— Тема сегодняшнего сочинения… Как… я-я… про-вё-ёл… ле-е-е-то… или провела — соответственно, —
проговорила с расстановкой наша классная и аккуратным почерком вывела сие на доске.
— Подробно описывать…, —
классная задумалась и стала отрешённо разгуливать между рядами парт, поглядывая в окно с таким видом, как будто пешеходы, мелькавшие сквозь осеннюю листву на деревьях, интересовали её больше, чем мы, все вместе взятые,
— Подробно описывать, —
Повторила она,
— Про все свои похождения… за всё время каникул… вам не надо, —
Учительница подошла к окну, и стала внимательно разглядывать улицу. Ощущение было такое, как-будто — она вообще забыла про нас,
— Выберите что-то одно, —
наконец посоветовала она, приглядываясь к какому-то прохожему за окном,
— Самом интересном… самом запомнившемся… самом взволновавшим вас, наконец… и-и… главное…, —
учительница сделала особенно длинную паузу,
— Покороче…, краткость — сестра таланта.
«Круглые отличники» и «твёрдые хорошисты» всё поняли уже и без этих наставлений.
Долго не раздумывая, быстренько, «с ходу» принялись строчить они о «самом значительном, взволновавшем их юные души, событии» за безвременно ушедшее от них лето.
В то время, как «способные, но ленивые» ещё продолжали добросовестно рыться в воспоминаниях, отыскивая то самое-пресамое.

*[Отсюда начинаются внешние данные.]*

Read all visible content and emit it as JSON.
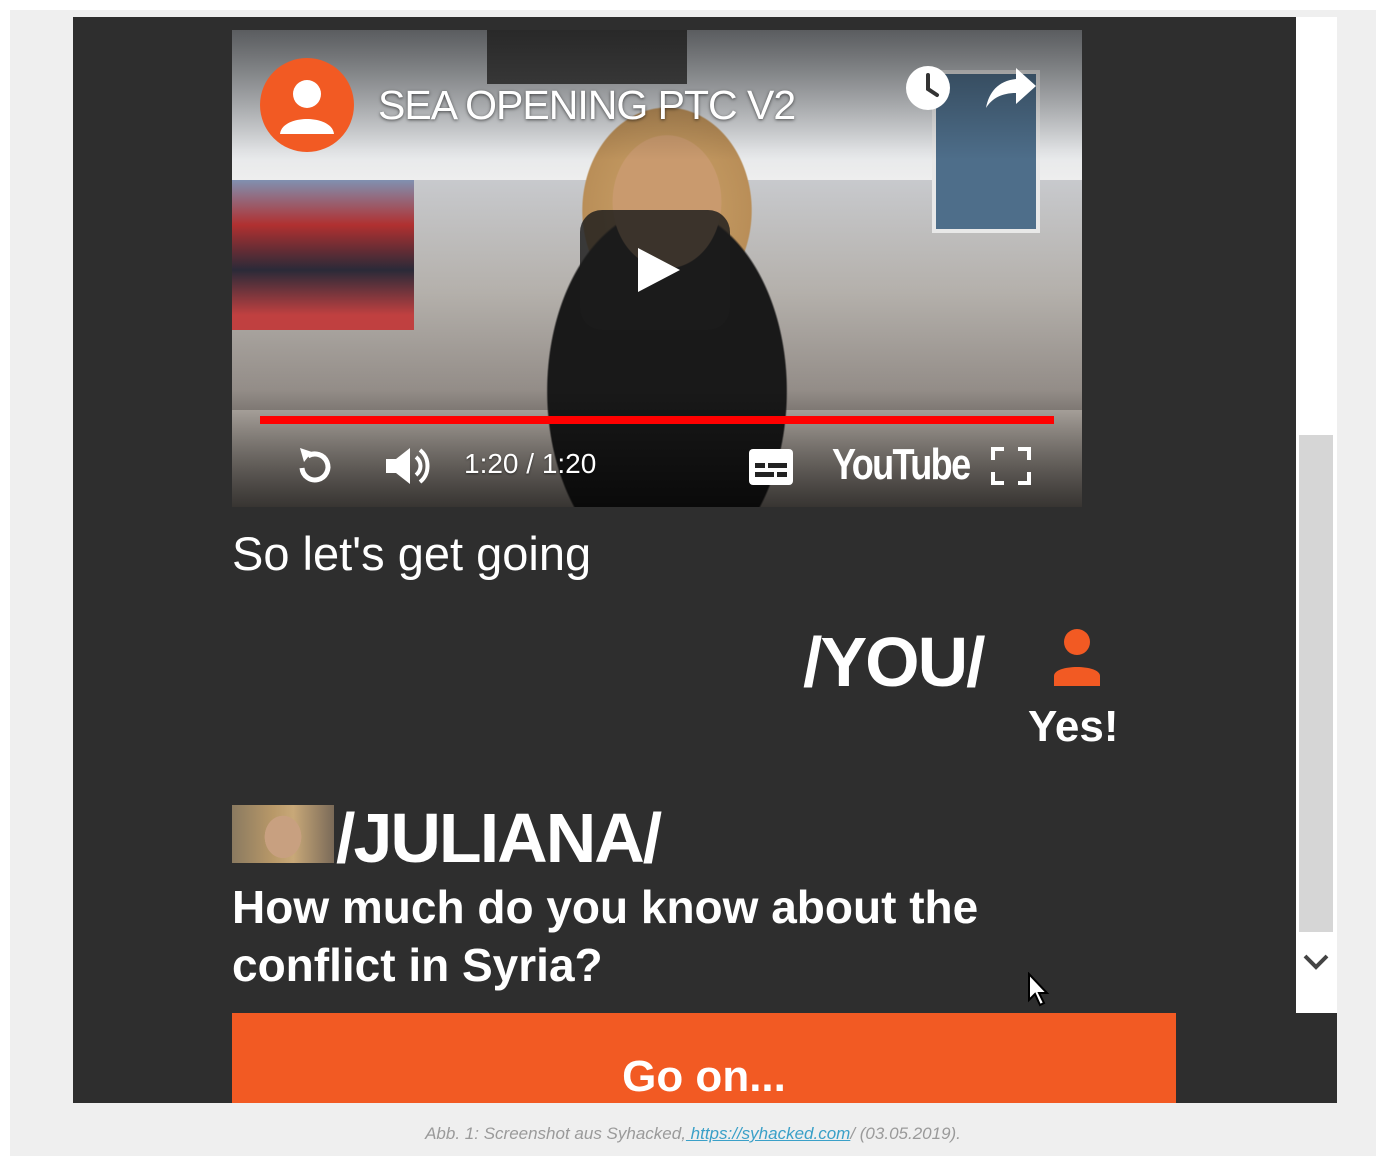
{
  "video": {
    "title": "SEA OPENING PTC V2",
    "timecode": "1:20 / 1:20",
    "platform_logo": "YouTube",
    "progress": 1.0,
    "progress_color": "#ff0000",
    "icons": [
      "channel-avatar-icon",
      "watch-later-icon",
      "share-icon",
      "play-icon",
      "replay-icon",
      "volume-icon",
      "subtitles-icon",
      "fullscreen-icon"
    ]
  },
  "chat": {
    "narration": "So let's get going",
    "you": {
      "label": "/YOU/",
      "reply": "Yes!",
      "icon": "user-icon"
    },
    "juliana": {
      "label": "/JULIANA/",
      "question": "How much do you know about the conflict in Syria?"
    },
    "continue_label": "Go on..."
  },
  "colors": {
    "accent": "#f25a23",
    "background": "#2e2e2e",
    "text": "#ffffff"
  },
  "caption": {
    "prefix": "Abb. 1: Screenshot aus Syhacked,",
    "link": " https://syhacked.com",
    "suffix": "/ (03.05.2019)."
  }
}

«А, ведь, найдутся и такие…, — забеспокоился я,
— …Которым будет не из чего выбирать. Не из-за отсутствия, вообще, каких-либо воспоминаний, а, просто, из-за того, что ничего такого, особенно взволновавшего их не было. Например, меня взять… ну, лето и лето — что такого?» —
Размышляя так, я стал внимательно приглядываться к нашей классной, которая по-прежнему стояла у окна, и подумал:
«Может быть, и ей сейчас так же, как и нам, непросто определиться с тем, что для неё стало самым интересным, самым взволновавшим, так сказать, в прошедшем недавно кусочке жизни?…»
— Ну, и долго ещё ты будешь меня разглядывать? когда же мы, наконец, возьмёмся за ум… напряжём мозги свои драгоценные …а?… Определимся, наконец? —
классная отвернулась от окна, и теперь её большие серо-зелёно-голубые глаза смотрели прямо на меня.

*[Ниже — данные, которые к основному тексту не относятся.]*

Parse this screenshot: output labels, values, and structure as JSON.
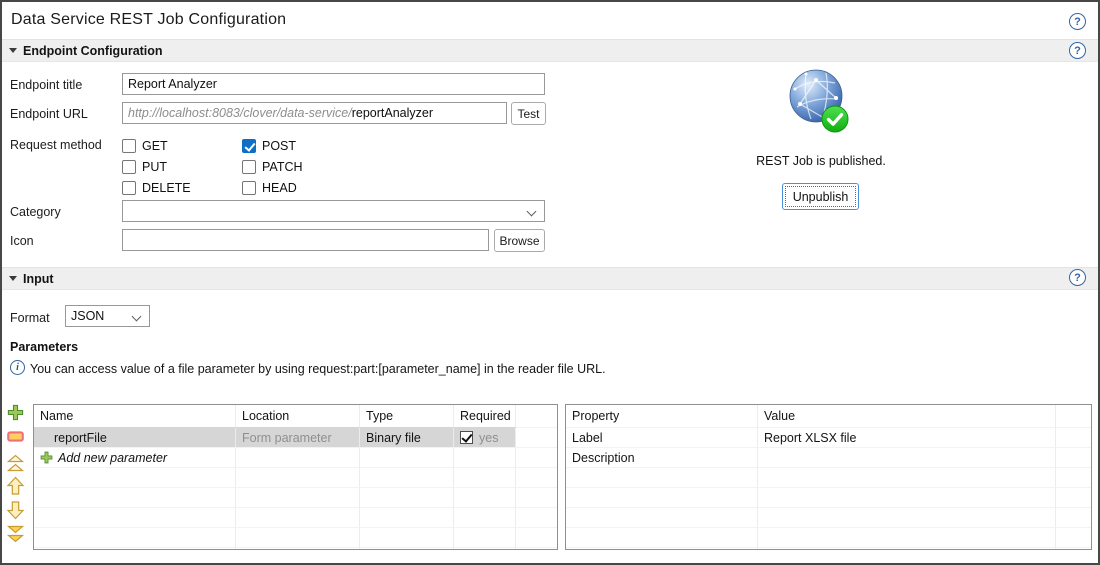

Взгляд её был грустным растерянным и каким-то невидящим, как-будто, не я её интересовал, и даже не мозги мои, а что-то другое — очень далёкое, не здешнее… не ведомое.

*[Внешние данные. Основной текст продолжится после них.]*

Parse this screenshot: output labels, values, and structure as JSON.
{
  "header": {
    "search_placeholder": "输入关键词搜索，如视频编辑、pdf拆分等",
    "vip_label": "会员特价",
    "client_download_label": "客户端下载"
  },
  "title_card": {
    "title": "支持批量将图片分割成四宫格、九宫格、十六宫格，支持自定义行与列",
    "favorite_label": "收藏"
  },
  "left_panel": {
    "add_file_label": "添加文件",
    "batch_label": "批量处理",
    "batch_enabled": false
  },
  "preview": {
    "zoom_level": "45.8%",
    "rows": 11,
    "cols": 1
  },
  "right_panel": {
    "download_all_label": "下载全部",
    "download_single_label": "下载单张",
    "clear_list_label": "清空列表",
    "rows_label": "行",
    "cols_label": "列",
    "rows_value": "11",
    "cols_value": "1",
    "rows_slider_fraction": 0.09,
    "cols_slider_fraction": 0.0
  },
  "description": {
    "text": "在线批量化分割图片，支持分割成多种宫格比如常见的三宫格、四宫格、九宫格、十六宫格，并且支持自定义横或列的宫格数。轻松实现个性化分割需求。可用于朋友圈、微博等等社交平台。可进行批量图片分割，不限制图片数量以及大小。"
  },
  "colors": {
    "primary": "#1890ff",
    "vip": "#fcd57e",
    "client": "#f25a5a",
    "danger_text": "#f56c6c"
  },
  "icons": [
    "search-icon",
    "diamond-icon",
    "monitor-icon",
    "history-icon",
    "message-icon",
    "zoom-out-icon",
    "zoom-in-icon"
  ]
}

Она руководила нами уже третий год, и мы привыкли видеть её всегда улыбающейся доброжелательной. Всегда красиво одетой. У неё были красивые волосы Она читала нам стихи потому что была ещё учительницей по литературе. Нам даже завидовали — говорили,
— Ваша классная — самая классная!
«Непонятно, что с ней случилось?... — думал я, —
Может её обидел кто-нибудь?… Она же сегодня сама не своя — мне так мама говорила, когда я о чём-нибудь думал. Может, и она сейчас о чём-то думает?».
Так размышлял я, глядя на свою хрупкую учительницу широко открытыми глазами, не перебивая, и внимательно слушая.
Она же смотрела на меня, как будто спрашивая о чём-то, но не касающемся темы сочинения, а о другом — тайном и возможно опасном, отчего могла зависела её жизнь… и только я мог спасти её…
Но, я просто любовался её красивыми серо-зелёно-голубыми глазами и, как ловец жемчуга, всё больше и больше погружался в глубину её зрачков.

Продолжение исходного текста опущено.